Tuttavia, il termine spirituale non significa necessariamente "divino". Anche Satana è uno spirito e compie la sua opera malvagia attaccando la nostra mente (Giacomo 3:14-15), il nostro corpo (Luca 9:42; 2 Corinzi 12:7) e il nostro spirito (Matteo 16:23; 2 Corinzi 10:3-5). Alcuni si sono addentrati nell'esplorazione del mondo degli spiriti fino alla loro distruzione. I sette figli di Sceva ne sono un esempio. Presupponevano una conoscenza del regno spirituale e un'autorità che non possedevano. Impararono a loro spese che la guerra spirituale non va presa alla leggera; può essere combattuta con successo solo da coloro che sono in Cristo e sono equipaggiati per la battaglia (Atti 19:13-16). Inoltre, molte persone si considerano "spirituali", ma ignorano completamente il vero Dio, che è il Re del mondo degli spiriti (Marco 3:11). Queste persone sono ingannate dal "dio di questo secolo [che] ha accecato le menti di quelli che non credono" (2 Corinzi 4:4).

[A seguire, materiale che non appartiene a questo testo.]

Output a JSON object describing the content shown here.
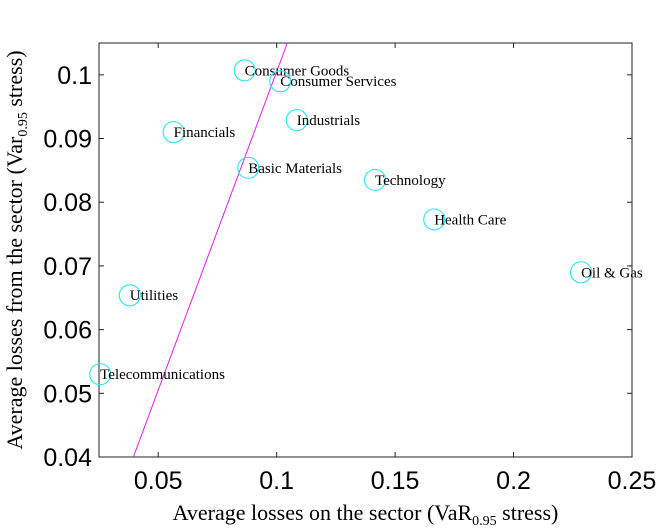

La Bibbia dice chiaramente che il mondo degli spiriti è reale quanto l'universo fisico (Efesini 6:12). Intorno a noi si svolge ogni momento una battaglia invisibile tra i santi angeli di Dio e le forze delle tenebre (Daniele 10:12-14; Efesini 6:10-17; Giuda 1:9). Se siamo vigili come il Signore ci comanda, non saremo colti impreparati dagli attacchi di Satana (1 Pietro 5:8; 2 Corinzi 2:11). E abbiamo la promessa di Dio che il Suo Spirito Santo è più forte di qualsiasi schema di Satana (1 Giovanni 4:4). Dio ha dato ai Suoi figli tutto ciò di cui abbiamo bisogno per resistere a qualsiasi attacco spirituale del nostro nemico. L'apostolo Paolo la chiama "armatura di Dio" (Efesini 6:11).
Il mondo degli spiriti è molto reale, ma un'attenzione sbilanciata sui poteri demoniaci non è salutare e non glorifica Dio. Lo Spirito Santo è l'unico Spirito che dovremmo invitare nella nostra vita e ha tutta la potenza necessaria per superare tutto ciò che Satana può usare per cercare di sconfiggerci (Isaia 54:17).